Columbus, Ohio City Attorney Zach Klein had been hinting that city leaders would go for a local ban on so-called assault weapons after a local judge granted an injunction against the state’s firearm preemption law from being enforced, but modern sporting rifles weren’t a direct target of the three new local gun control measures that Mayor Andrew Gintner and several city council members unveiled on Wednesday afternoon. Indirectly, however, the magazine ban proposed by city officials could impact some Columbus gun owners, and the storage mandate discussed on Wednesday could have ramifications for virtually every gun-owning resident in the city.
City Councilmember Shayla Favor said the proposed legislation will do the following:
1) Define “large capacity magazine” as any magazine, belt, drum, feed strip, clip or other similar device that has the capacity of, or can be readily restored or converted to accept, thirty (30) or more rounds of ammunition for use in a firearm. This definition does not include any of the following:
- A feeding device that has been permanently altered so that it cannot accommodate more than ten rounds of ammunition;
- A .22 caliber tube ammunition feeding device;
- A tubular magazine that is contained in a lever action firearm;
- A magazine that is permanently inoperable.
“This legislation will prohibit the possession of a large capacity magazine by anyone other than a federal or state agent or armed services member or a member of state or local law enforcement,” Favor said. “There is no reason for ordinary citizens to possess military-grade weapons.”
2) Promote safe storage of firearms. The legislation will penalize those who fail to exercise due care in storing their firearms when they know or reasonably should know that a minor is able to gain access to them.
3) Stress “straw men sale” of firearms. The legislation will address straw men sales of firearms and the role that they play in guns falling into the hands of the wrong individuals. This legislation prohibits the reckless selling, lending, giving, or furnishing of a firearm to a person who is prohibited from possessing a firearm. It will also criminalizes an individual who purchases or attempts to purchase a firearm who intends to sell the firearm to a person who is prohibited from possessing a firearm.
There are three big problems with the city’s announcement. First, the Buckeye Firearms Association argues that the city is misreading the judge’s decision, which the Second Amendment organization says is limited only to municipal zoning for firearms manufacturers and isn’t a green light to pass any and all local gun control measures city officials can dream up.
Ohio cities do not have the legal authority to regulate firearms, firearm components, ammunition, or knives.
“The Ohio Supreme Court has ruled on the matter of preemption and agreed that cities cannot pass their own gun laws,” said [BFA executive director Dean] Rieck.
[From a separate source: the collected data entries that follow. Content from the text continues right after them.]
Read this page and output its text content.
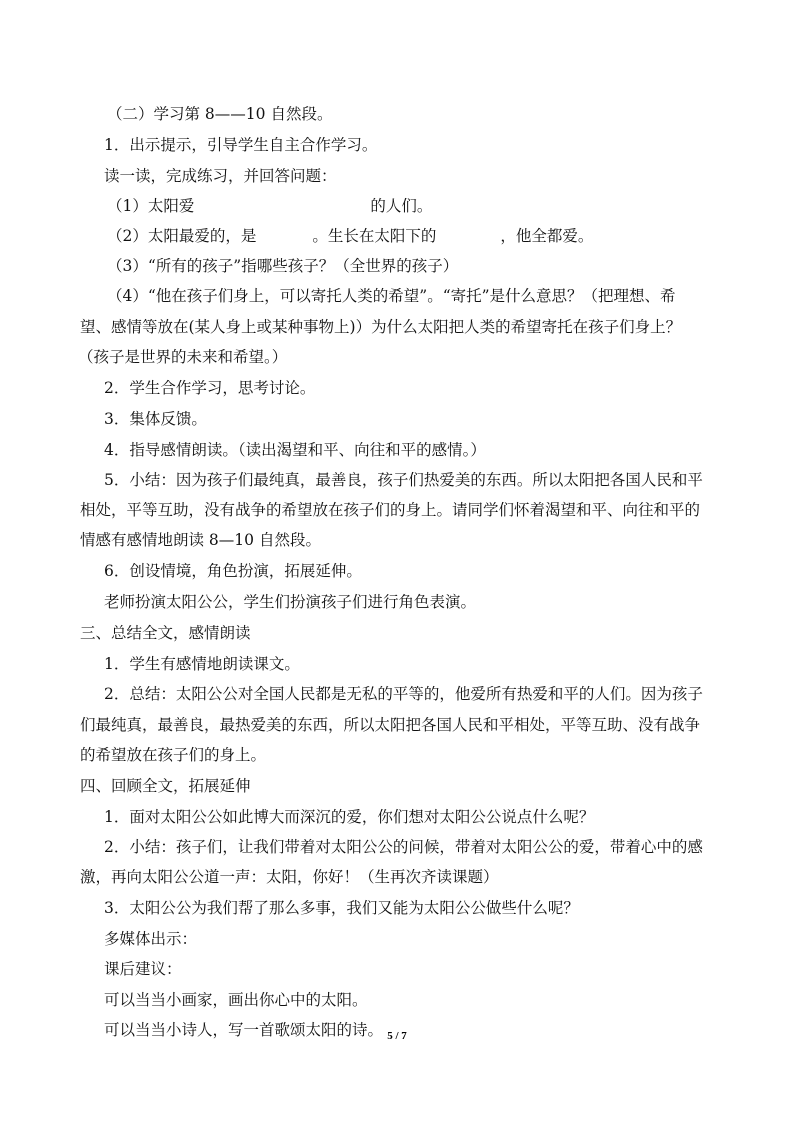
（二）学习第 8——10 自然段。
1．出示提示，引导学生自主合作学习。
读一读，完成练习，并回答问题：
（1）太阳爱	的人们。
（2）太阳最爱的，是	。生长在太阳下的	，他全都爱。
（3）“所有的孩子”指哪些孩子？（全世界的孩子）
（4）“他在孩子们身上，可以寄托人类的希望”。“寄托”是什么意思？（把理想、希
望、感情等放在(某人身上或某种事物上)）为什么太阳把人类的希望寄托在孩子们身上？
（孩子是世界的未来和希望。）
2．学生合作学习，思考讨论。
3．集体反馈。
4．指导感情朗读。（读出渴望和平、向往和平的感情。）
5．小结：因为孩子们最纯真，最善良，孩子们热爱美的东西。所以太阳把各国人民和平
相处，平等互助，没有战争的希望放在孩子们的身上。请同学们怀着渴望和平、向往和平的
情感有感情地朗读 8—10 自然段。
6．创设情境，角色扮演，拓展延伸。
老师扮演太阳公公，学生们扮演孩子们进行角色表演。
三、总结全文，感情朗读
1．学生有感情地朗读课文。
2．总结：太阳公公对全国人民都是无私的平等的，他爱所有热爱和平的人们。因为孩子
们最纯真，最善良，最热爱美的东西，所以太阳把各国人民和平相处，平等互助、没有战争
的希望放在孩子们的身上。
四、回顾全文，拓展延伸
1．面对太阳公公如此博大而深沉的爱，你们想对太阳公公说点什么呢？
2．小结：孩子们，让我们带着对太阳公公的问候，带着对太阳公公的爱，带着心中的感
激，再向太阳公公道一声：太阳，你好！（生再次齐读课题）
3．太阳公公为我们帮了那么多事，我们又能为太阳公公做些什么呢？
多媒体出示：
课后建议：
可以当当小画家，画出你心中的太阳。
可以当当小诗人，写一首歌颂太阳的诗。 5 / 7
“In addition, the state legislature has addressed this issue on multiple occasions, making it clear that they want firearms to be regulated at the state level only. This is to assure that there is one consistent set of laws rather than a patchwork of laws to confuse and entrap law-abiding citizens.”
On Nov. 4, the State of Ohio filed a notice of appeal and motion to stay the temporary restraining order issued by Judge McIntosh pending the appeal in the Tenth Appellate District.
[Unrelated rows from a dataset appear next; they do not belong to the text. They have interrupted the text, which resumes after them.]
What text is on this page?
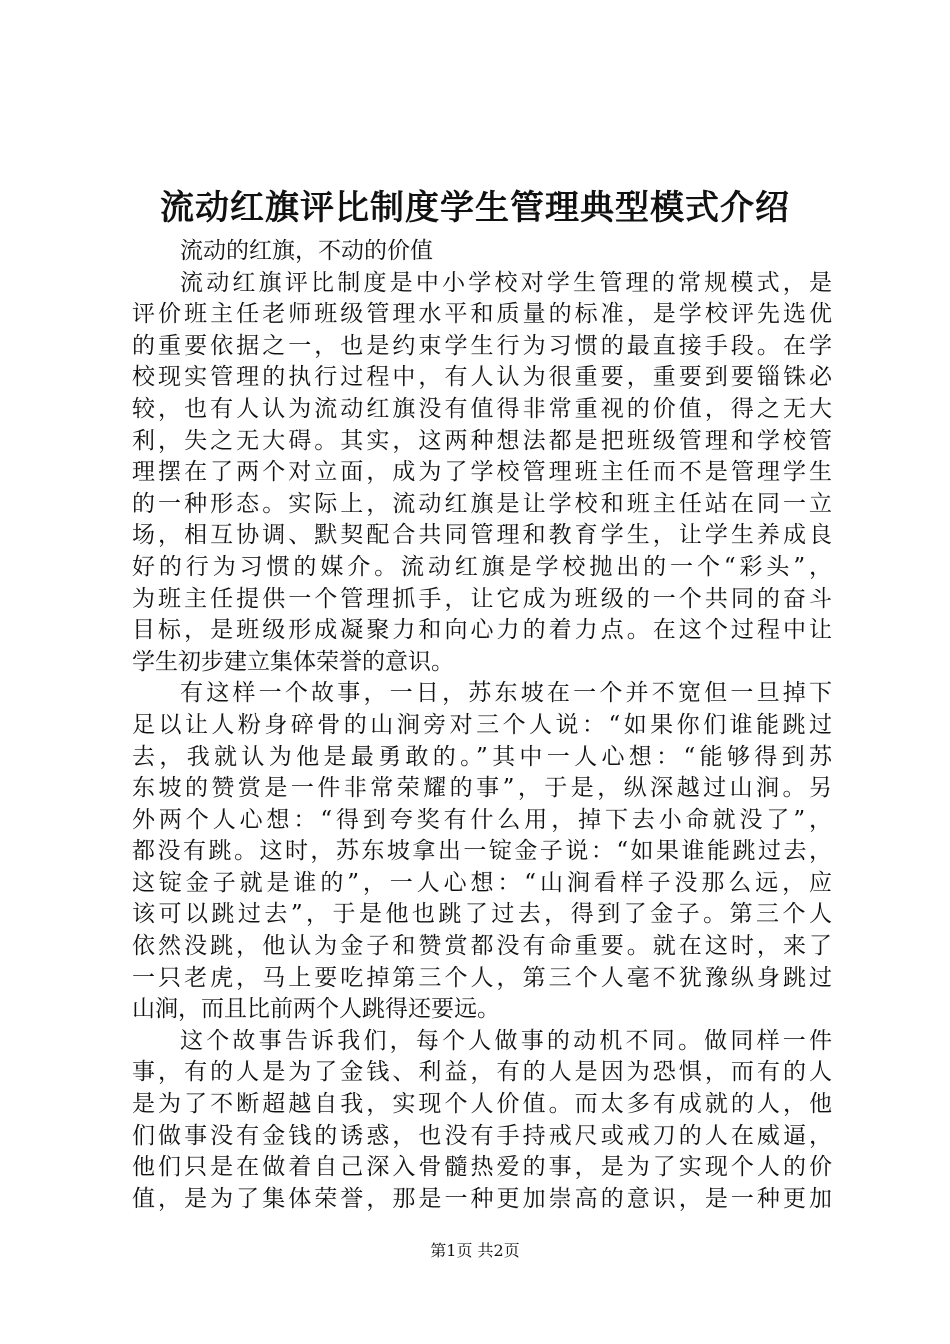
流动红旗评比制度学生管理典型模式介绍
流动的红旗，不动的价值
流动红旗评比制度是中小学校对学生管理的常规模式，是
评价班主任老师班级管理水平和质量的标准，是学校评先选优
的重要依据之一，也是约束学生行为习惯的最直接手段。在学
校现实管理的执行过程中，有人认为很重要，重要到要锱铢必
较，也有人认为流动红旗没有值得非常重视的价值，得之无大
利，失之无大碍。其实，这两种想法都是把班级管理和学校管
理摆在了两个对立面，成为了学校管理班主任而不是管理学生
的一种形态。实际上，流动红旗是让学校和班主任站在同一立
场，相互协调、默契配合共同管理和教育学生，让学生养成良
好的行为习惯的媒介。流动红旗是学校抛出的一个“彩头”，
为班主任提供一个管理抓手，让它成为班级的一个共同的奋斗
目标，是班级形成凝聚力和向心力的着力点。在这个过程中让
学生初步建立集体荣誉的意识。
有这样一个故事，一日，苏东坡在一个并不宽但一旦掉下
足以让人粉身碎骨的山涧旁对三个人说：“如果你们谁能跳过
去，我就认为他是最勇敢的。”其中一人心想：“能够得到苏
东坡的赞赏是一件非常荣耀的事”，于是，纵深越过山涧。另
外两个人心想：“得到夸奖有什么用，掉下去小命就没了”，
都没有跳。这时，苏东坡拿出一锭金子说：“如果谁能跳过去，
这锭金子就是谁的”，一人心想：“山涧看样子没那么远，应
该可以跳过去”，于是他也跳了过去，得到了金子。第三个人
依然没跳，他认为金子和赞赏都没有命重要。就在这时，来了
一只老虎，马上要吃掉第三个人，第三个人毫不犹豫纵身跳过
山涧，而且比前两个人跳得还要远。
这个故事告诉我们，每个人做事的动机不同。做同样一件
事，有的人是为了金钱、利益，有的人是因为恐惧，而有的人
是为了不断超越自我，实现个人价值。而太多有成就的人，他
们做事没有金钱的诱惑，也没有手持戒尺或戒刀的人在威逼，
他们只是在做着自己深入骨髓热爱的事，是为了实现个人的价
值，是为了集体荣誉，那是一种更加崇高的意识，是一种更加
第1页 共2页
And last week, Ohio Attorney General Dave Yost said this: “The City of Columbus remains part of the State of Ohio and subject to its laws. Ohio will appeal.”
The second issue with the new ordinances is that the magazine ban, at the very least, isn’t likely to survive a court challenge on Second Amendment grounds even on the off chance that the state Supreme Court does uphold the city’s authority to pass local gun laws. The city’s proposed storage mandate is may not survive court scrutiny, but it’s hard to know for sure without looking at the specific language.
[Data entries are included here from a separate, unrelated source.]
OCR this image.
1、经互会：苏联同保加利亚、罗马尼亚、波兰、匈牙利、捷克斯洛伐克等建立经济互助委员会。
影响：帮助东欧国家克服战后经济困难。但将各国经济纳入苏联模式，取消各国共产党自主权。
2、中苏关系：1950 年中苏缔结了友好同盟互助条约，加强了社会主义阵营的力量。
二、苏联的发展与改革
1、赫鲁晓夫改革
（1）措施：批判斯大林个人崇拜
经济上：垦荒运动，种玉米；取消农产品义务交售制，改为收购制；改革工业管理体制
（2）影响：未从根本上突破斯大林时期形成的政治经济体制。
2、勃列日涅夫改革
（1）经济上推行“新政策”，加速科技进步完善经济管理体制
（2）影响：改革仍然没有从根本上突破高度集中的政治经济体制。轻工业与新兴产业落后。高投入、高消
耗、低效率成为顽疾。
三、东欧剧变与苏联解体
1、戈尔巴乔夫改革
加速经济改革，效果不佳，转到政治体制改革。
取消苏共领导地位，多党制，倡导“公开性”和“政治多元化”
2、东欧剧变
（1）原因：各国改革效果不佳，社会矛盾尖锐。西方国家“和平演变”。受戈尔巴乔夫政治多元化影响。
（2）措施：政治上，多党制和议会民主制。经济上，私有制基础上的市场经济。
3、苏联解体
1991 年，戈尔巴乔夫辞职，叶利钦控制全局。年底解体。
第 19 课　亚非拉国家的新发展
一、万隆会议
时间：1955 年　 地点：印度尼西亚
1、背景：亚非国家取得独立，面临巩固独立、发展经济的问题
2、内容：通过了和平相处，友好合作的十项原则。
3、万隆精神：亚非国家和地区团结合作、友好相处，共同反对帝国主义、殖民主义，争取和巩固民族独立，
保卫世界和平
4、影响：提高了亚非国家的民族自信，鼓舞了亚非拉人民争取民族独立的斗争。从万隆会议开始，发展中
Finally, there’s the fact that none of these local ordinances, which come with a misdemeanor penalty, are going to dissuade violent criminals. If someone’s committing an armed robbery or a drive-by shooting, I don’t think they’re going to be too concerned about the possibility of getting a misdemeanor charge for carrying an illegal magazine. Similarly, those who use guns to aid in their criminal enterprises aren’t likely to be all that responsible with their guns, so I doubt that they’ll be prompted to lock them up when they’re not in use because the city has mandated it.
The ordinance dealing with straw purchases is even more absurd. Buying a firearm for someone else is already a felony offense under both federal and state law, so duplicating that crime while reducing the penalty from a felony to a misdemeanor has the potential to treat straw buyers less harshly than they are now.
Columbus officials could have announced that they’d be referring all straw buy cases to the local U.S. Attorney’s office for prosecution, but that would go against their real goal here: to destroy Ohio’s preemption laws and impose a host of new infringements on the right to keep and bear arms in the few places in the state where Democrats still hold sway. This isn’t about public safety or fighting crime. It’s about seizing power not given to local officials and abusing it to target a fundamental civil right.